Pesquisadores reportam novo caso de reinfecção da Covid-19 nos EUA
Reinfecção ocorreu 48 dias após primeiro contágio, e paciente teve evolução mais grave da doença no segundo caso
Após a divulgação por pesquisadores de Hong Kong do primeiro caso de reinfecção do novo coronavírus comprovado, cientistas norte-americanos divulgaram mais um caso de contágio de duas cepas do vírus por um mesmo indivíduo em Reno, no estado de Nevada (EUA).
Os dados foram publicados na forma de pré-print (ainda sem revisão por pares) e submetidos para publicação na prestigiada revista científica The Lancet na última quinta-feira (27).

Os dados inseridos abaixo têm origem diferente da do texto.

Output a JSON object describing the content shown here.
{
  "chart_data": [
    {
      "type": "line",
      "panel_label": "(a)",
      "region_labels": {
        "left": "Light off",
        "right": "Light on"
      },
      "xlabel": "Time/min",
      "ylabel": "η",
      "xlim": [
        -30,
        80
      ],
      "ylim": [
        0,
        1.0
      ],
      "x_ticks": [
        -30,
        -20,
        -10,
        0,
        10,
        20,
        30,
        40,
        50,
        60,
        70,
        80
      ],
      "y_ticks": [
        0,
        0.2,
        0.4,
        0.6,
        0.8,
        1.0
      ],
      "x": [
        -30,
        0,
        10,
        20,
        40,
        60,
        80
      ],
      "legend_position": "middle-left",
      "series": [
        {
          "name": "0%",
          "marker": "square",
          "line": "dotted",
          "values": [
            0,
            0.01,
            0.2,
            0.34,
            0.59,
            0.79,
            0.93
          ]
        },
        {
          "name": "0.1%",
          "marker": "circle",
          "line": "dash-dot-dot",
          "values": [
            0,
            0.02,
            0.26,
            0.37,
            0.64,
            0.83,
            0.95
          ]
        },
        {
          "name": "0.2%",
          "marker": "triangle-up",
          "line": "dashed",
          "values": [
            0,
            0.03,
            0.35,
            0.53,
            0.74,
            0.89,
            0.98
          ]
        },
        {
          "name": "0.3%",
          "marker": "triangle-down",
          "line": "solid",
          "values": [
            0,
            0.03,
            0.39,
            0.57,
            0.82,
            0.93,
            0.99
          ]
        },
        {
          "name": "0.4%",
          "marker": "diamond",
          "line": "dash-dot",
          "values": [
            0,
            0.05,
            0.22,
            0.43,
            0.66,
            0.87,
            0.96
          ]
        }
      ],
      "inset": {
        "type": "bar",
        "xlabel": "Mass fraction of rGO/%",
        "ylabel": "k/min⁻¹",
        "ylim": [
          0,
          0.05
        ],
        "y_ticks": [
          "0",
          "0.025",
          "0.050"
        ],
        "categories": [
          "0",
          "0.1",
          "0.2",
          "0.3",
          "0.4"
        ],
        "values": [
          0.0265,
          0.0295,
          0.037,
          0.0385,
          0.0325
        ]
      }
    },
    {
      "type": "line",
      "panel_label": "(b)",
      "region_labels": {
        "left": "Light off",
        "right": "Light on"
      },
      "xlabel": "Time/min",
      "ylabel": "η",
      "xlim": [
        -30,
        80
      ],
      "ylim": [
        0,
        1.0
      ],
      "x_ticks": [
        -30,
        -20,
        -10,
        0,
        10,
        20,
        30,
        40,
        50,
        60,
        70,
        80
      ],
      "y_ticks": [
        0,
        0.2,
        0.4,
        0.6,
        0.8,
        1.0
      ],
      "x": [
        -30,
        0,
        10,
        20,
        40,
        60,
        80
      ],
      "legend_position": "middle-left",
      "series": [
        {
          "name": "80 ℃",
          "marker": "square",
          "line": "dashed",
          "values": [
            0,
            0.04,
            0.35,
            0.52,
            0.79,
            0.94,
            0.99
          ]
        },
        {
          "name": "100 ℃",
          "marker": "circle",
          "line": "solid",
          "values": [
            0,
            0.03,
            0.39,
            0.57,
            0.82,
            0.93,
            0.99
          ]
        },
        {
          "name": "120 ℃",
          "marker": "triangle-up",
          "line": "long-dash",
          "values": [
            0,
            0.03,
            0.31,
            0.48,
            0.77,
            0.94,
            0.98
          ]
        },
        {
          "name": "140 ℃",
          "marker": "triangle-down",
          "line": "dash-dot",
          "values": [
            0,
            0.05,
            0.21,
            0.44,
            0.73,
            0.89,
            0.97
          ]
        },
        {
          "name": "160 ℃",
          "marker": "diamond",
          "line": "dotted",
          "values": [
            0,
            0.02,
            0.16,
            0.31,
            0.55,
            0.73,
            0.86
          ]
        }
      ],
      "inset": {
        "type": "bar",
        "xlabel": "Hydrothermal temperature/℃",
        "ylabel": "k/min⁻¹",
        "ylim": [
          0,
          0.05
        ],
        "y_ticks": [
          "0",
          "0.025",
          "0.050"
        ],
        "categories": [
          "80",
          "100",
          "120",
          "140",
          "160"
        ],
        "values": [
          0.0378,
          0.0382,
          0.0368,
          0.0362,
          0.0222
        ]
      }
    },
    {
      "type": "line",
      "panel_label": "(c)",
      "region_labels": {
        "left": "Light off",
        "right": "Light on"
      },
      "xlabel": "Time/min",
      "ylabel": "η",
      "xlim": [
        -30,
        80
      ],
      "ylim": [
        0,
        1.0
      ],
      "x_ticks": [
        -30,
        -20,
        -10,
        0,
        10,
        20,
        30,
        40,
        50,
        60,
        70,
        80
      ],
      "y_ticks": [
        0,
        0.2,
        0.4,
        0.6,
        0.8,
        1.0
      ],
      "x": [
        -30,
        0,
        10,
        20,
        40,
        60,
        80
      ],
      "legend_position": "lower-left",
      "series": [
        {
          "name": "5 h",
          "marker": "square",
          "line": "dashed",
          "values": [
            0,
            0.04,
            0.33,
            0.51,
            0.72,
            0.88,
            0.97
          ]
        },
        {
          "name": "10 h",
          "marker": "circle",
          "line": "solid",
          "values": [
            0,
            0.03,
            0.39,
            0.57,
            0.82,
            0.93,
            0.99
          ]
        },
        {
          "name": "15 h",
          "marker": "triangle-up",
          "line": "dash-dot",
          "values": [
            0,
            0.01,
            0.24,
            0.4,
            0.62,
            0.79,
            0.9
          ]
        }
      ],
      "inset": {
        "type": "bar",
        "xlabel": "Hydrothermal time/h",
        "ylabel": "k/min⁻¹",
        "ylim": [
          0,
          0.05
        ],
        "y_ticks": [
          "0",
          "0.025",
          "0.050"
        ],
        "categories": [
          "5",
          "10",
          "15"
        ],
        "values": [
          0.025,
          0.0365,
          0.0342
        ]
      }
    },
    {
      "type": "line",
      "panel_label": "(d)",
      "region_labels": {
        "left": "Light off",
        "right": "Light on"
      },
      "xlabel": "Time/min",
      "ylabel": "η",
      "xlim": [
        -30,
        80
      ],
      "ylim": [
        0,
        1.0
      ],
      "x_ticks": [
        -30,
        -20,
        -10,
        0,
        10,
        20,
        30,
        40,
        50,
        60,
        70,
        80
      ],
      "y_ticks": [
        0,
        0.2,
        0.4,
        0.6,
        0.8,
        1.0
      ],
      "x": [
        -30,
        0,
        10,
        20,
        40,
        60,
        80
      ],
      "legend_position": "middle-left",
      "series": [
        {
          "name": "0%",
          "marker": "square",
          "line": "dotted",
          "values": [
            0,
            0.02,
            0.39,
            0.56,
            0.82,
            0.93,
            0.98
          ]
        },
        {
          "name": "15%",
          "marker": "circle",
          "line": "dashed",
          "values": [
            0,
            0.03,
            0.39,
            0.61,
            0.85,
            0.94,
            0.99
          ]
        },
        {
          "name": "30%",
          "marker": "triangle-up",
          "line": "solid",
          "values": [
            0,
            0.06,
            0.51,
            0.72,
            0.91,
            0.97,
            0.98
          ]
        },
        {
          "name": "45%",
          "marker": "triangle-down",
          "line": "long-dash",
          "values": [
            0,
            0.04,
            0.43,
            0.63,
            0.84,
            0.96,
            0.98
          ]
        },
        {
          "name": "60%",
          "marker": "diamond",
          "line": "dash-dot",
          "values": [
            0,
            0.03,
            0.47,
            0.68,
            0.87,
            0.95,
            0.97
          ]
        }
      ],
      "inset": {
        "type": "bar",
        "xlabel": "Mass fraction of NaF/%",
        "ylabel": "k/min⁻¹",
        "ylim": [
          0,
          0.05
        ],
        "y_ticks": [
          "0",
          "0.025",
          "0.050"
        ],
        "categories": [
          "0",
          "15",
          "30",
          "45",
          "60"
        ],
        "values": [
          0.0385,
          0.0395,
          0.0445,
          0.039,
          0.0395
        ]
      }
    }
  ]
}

No estudo, pesquisadores da Universidade de Nevada, do Instituto de Medicina Personalizada e do Laboratório de Saúde Pública do estado sequenciaram duas amostras distintas, chamadas de A e B, de um mesmo paciente que foi contaminado em dois momentos distintos.
O paciente, um homem de 25 anos, apresentou sintomas gripais —dor de garganta, tosse, dor de cabeça— em 25 de março e foi identificado em uma testagem comunitária feita pelos órgãos de saúde do Condado de Washoe, em 18 de abril. Após a confirmação por meio do exame RT-PCR, o homem foi isolado e relatou não ter mais sintomas em 27 de abril.

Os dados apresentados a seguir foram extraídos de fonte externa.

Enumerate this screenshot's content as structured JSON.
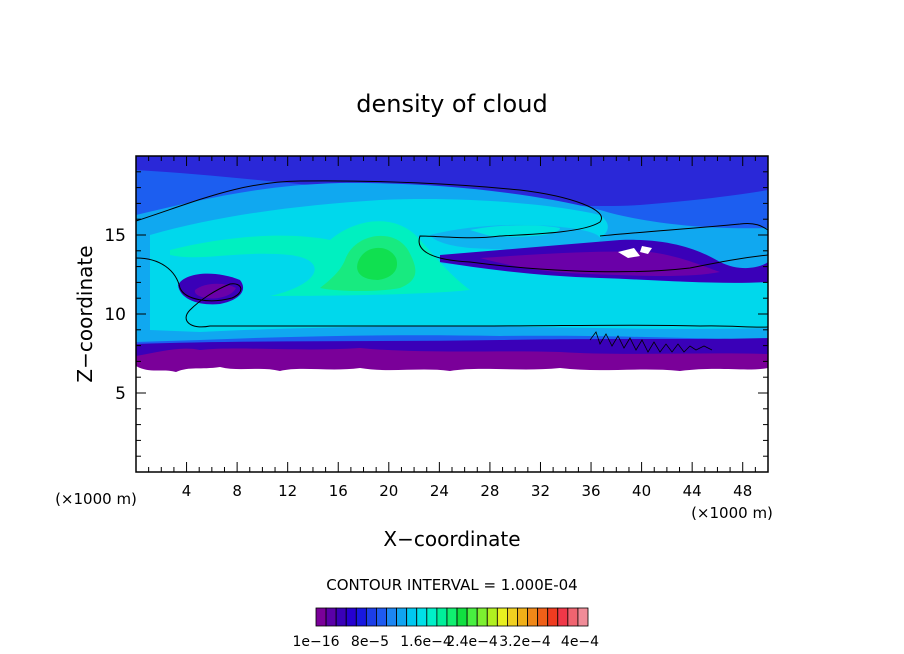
{
  "chart_data": {
    "type": "heatmap",
    "title": "density of cloud",
    "xlabel": "X−coordinate",
    "ylabel": "Z−coordinate",
    "x_unit_left": "(×1000 m)",
    "x_unit_right": "(×1000 m)",
    "xlim": [
      0,
      50
    ],
    "ylim": [
      0,
      20
    ],
    "x_ticks": [
      4,
      8,
      12,
      16,
      20,
      24,
      28,
      32,
      36,
      40,
      44,
      48
    ],
    "y_ticks": [
      5,
      10,
      15
    ],
    "contour_interval_text": "CONTOUR INTERVAL = 1.000E-04",
    "colorbar": {
      "labels": [
        "1e−16",
        "8e−5",
        "1.6e−4",
        "2.4e−4",
        "3.2e−4",
        "4e−4"
      ],
      "colors": [
        "#7a0099",
        "#5a00a8",
        "#3a00b8",
        "#2600d0",
        "#1818e0",
        "#1c3ee8",
        "#1e5af0",
        "#1c86f2",
        "#10a4f0",
        "#00c8f0",
        "#00e0e8",
        "#00f0c8",
        "#00f09a",
        "#10f070",
        "#10e040",
        "#48f040",
        "#7cf030",
        "#b0f020",
        "#e8f020",
        "#f0d020",
        "#f0b018",
        "#f08818",
        "#f06018",
        "#f03c20",
        "#f03848",
        "#f06470",
        "#f08c98"
      ]
    }
  }
}
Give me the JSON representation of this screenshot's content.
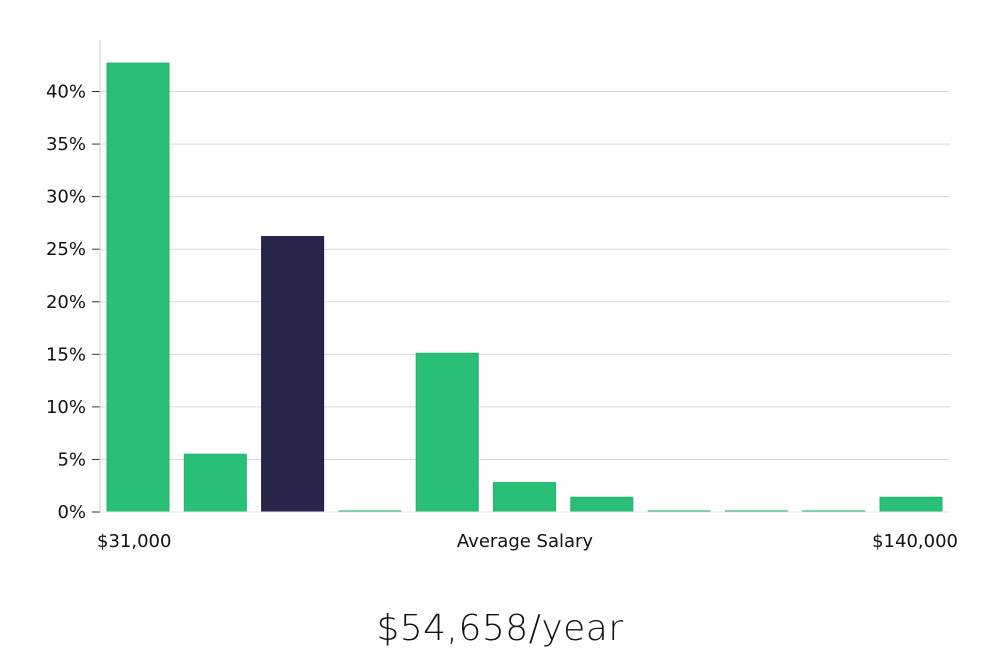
{
  "chart_data": {
    "type": "bar",
    "values": [
      42.7,
      5.5,
      26.2,
      0.1,
      15.1,
      2.8,
      1.4,
      0.1,
      0.1,
      0.1,
      1.4
    ],
    "highlight_index": 2,
    "ylim": [
      0,
      45
    ],
    "yticks": [
      0,
      5,
      10,
      15,
      20,
      25,
      30,
      35,
      40
    ],
    "ytick_labels": [
      "0%",
      "5%",
      "10%",
      "15%",
      "20%",
      "25%",
      "30%",
      "35%",
      "40%"
    ],
    "xlabel_left": "$31,000",
    "xlabel_center": "Average Salary",
    "xlabel_right": "$140,000",
    "grid": true,
    "colors": {
      "bar": "#29bf77",
      "highlight": "#28254a",
      "grid": "#d9d9d9",
      "axis": "#cccccc"
    }
  },
  "summary": "$54,658/year"
}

Um exame realizado no dia 9 de maio comprovou o fim da infecção. Novamente, no dia 26 de maio, outro exame RT-PCR foi feito para certificar que o vírus não estava mais em seu organismo, cujo resultado foi negativo.
O paciente voltou a apresentar sintomas no dia 31 de maio, quando procurou assistência médica com quadro de febre, diarreia, náusea e tosse. Após uma análise de radiografia do pulmão, o paciente foi liberado para casa. Cinco dias depois, o homem consultou novamente um médico, agora já com quadro de hipóxia, e foi encaminhado para um serviço de urgência.

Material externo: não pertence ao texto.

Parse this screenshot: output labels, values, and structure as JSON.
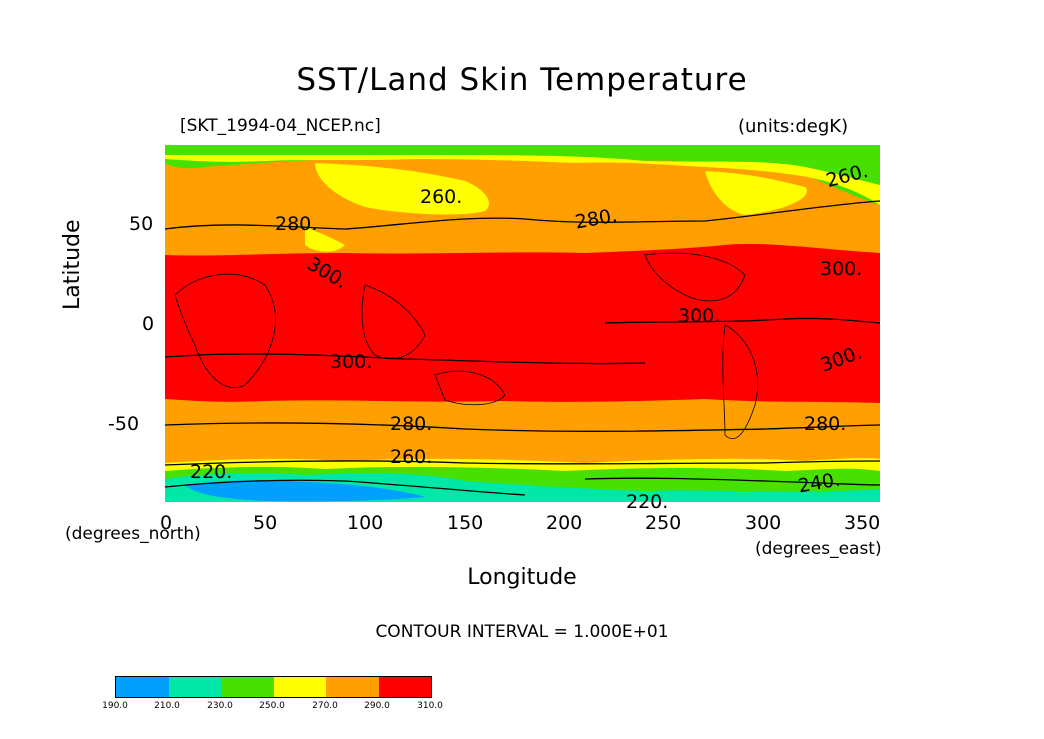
{
  "title": "SST/Land Skin Temperature",
  "file_label": "[SKT_1994-04_NCEP.nc]",
  "units_label": "(units:degK)",
  "x_axis": {
    "title": "Longitude",
    "unit": "(degrees_east)",
    "range": [
      0,
      360
    ],
    "ticks": [
      "0",
      "50",
      "100",
      "150",
      "200",
      "250",
      "300",
      "350"
    ]
  },
  "y_axis": {
    "title": "Latitude",
    "unit": "(degrees_north)",
    "range": [
      -90,
      90
    ],
    "ticks": [
      "50",
      "0",
      "-50"
    ]
  },
  "contour_note": "CONTOUR INTERVAL = 1.000E+01",
  "contour_labels": [
    "260.",
    "280.",
    "300.",
    "280.",
    "300.",
    "300.",
    "300.",
    "300.",
    "280.",
    "280.",
    "260.",
    "260.",
    "220.",
    "240.",
    "220."
  ],
  "legend": {
    "bins": [
      {
        "color": "#00a0ff"
      },
      {
        "color": "#00e8a8"
      },
      {
        "color": "#48e000"
      },
      {
        "color": "#ffff00"
      },
      {
        "color": "#ffa000"
      },
      {
        "color": "#ff0000"
      }
    ],
    "labels": [
      "190.0",
      "210.0",
      "230.0",
      "250.0",
      "270.0",
      "290.0",
      "310.0"
    ]
  },
  "colors": {
    "band_190_210": "#00a0ff",
    "band_210_230": "#00e8a8",
    "band_230_250": "#48e000",
    "band_250_270": "#ffff00",
    "band_270_290": "#ffa000",
    "band_290_310": "#ff0000"
  }
}
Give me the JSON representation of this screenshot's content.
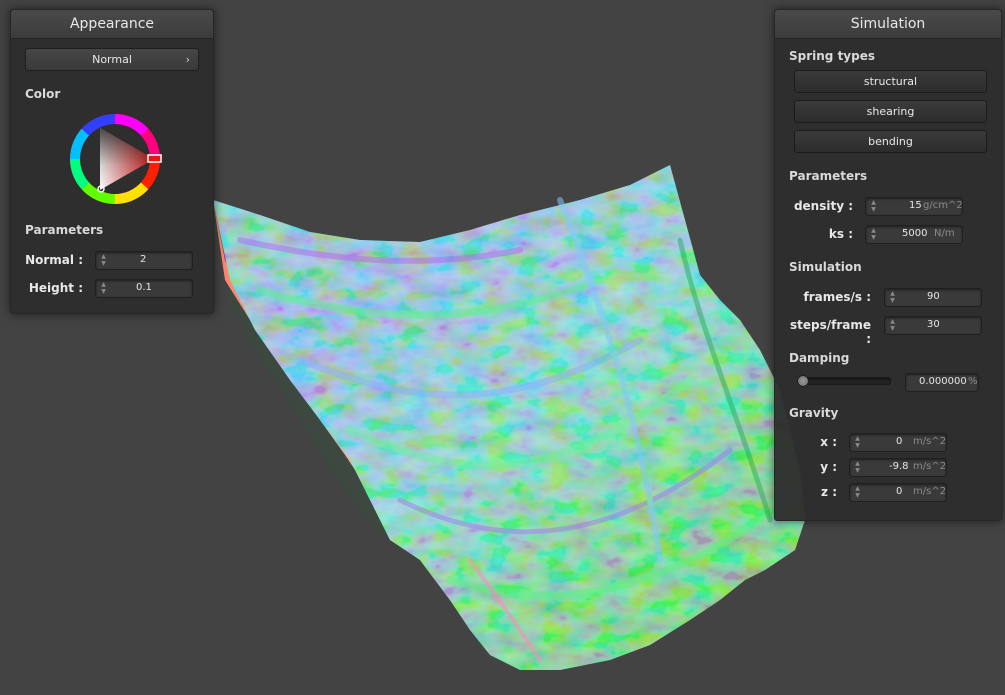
{
  "appearance": {
    "title": "Appearance",
    "shader_selected": "Normal",
    "color_label": "Color",
    "parameters_label": "Parameters",
    "normal_label": "Normal :",
    "normal_value": "2",
    "height_label": "Height :",
    "height_value": "0.1"
  },
  "simulation": {
    "title": "Simulation",
    "spring_types_label": "Spring types",
    "structural_label": "structural",
    "shearing_label": "shearing",
    "bending_label": "bending",
    "parameters_label": "Parameters",
    "density_label": "density :",
    "density_value": "15",
    "density_unit": "g/cm^2",
    "ks_label": "ks :",
    "ks_value": "5000",
    "ks_unit": "N/m",
    "simulation_label": "Simulation",
    "fps_label": "frames/s :",
    "fps_value": "90",
    "steps_label": "steps/frame :",
    "steps_value": "30",
    "damping_label": "Damping",
    "damping_value": "0.000000",
    "damping_unit": "%",
    "damping_fraction": 0,
    "gravity_label": "Gravity",
    "gx_label": "x :",
    "gx_value": "0",
    "gy_label": "y :",
    "gy_value": "-9.8",
    "gz_label": "z :",
    "gz_value": "0",
    "g_unit": "m/s^2"
  },
  "colors": {
    "background": "#434343",
    "panel": "#2e2e2e",
    "selected_color": "#e01818"
  }
}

A segunda infecção, confirmada por outro exame RT-PCR no início de junho, foi bem mais violenta, com hospitalização, necessidade de suporte de oxigênio e danos ao pulmão. O paciente se recuperou em 6 de junho. Nessa mesma data, um exame sorológico confirmou a presença de anticorpos IgM e IgG para o Sars-CoV-2.
Com as duas amostras de swab em mãos, os pesquisadores sequenciaram o material genético do vírus e encontraram diversas diferenças genéticas entre elas. Em uma análise com a sequência do vírus “zero” de Wuhan e amostras do laboratório público de Nevada, os cientistas concluíram que as duas cepas fazem parte de uma mesma linhagem —chamada de 20C.
Os pesquisadores argumentam que embora não seja impossível, a hipótese de o vírus ter permanecido “adormecido” no organismo do homem e sofrido mutações ali é extremamente improvável, pois para isso acontecer a taxa de mutação seria quase quatro vezes maior do que a encontrada do vírus na natureza.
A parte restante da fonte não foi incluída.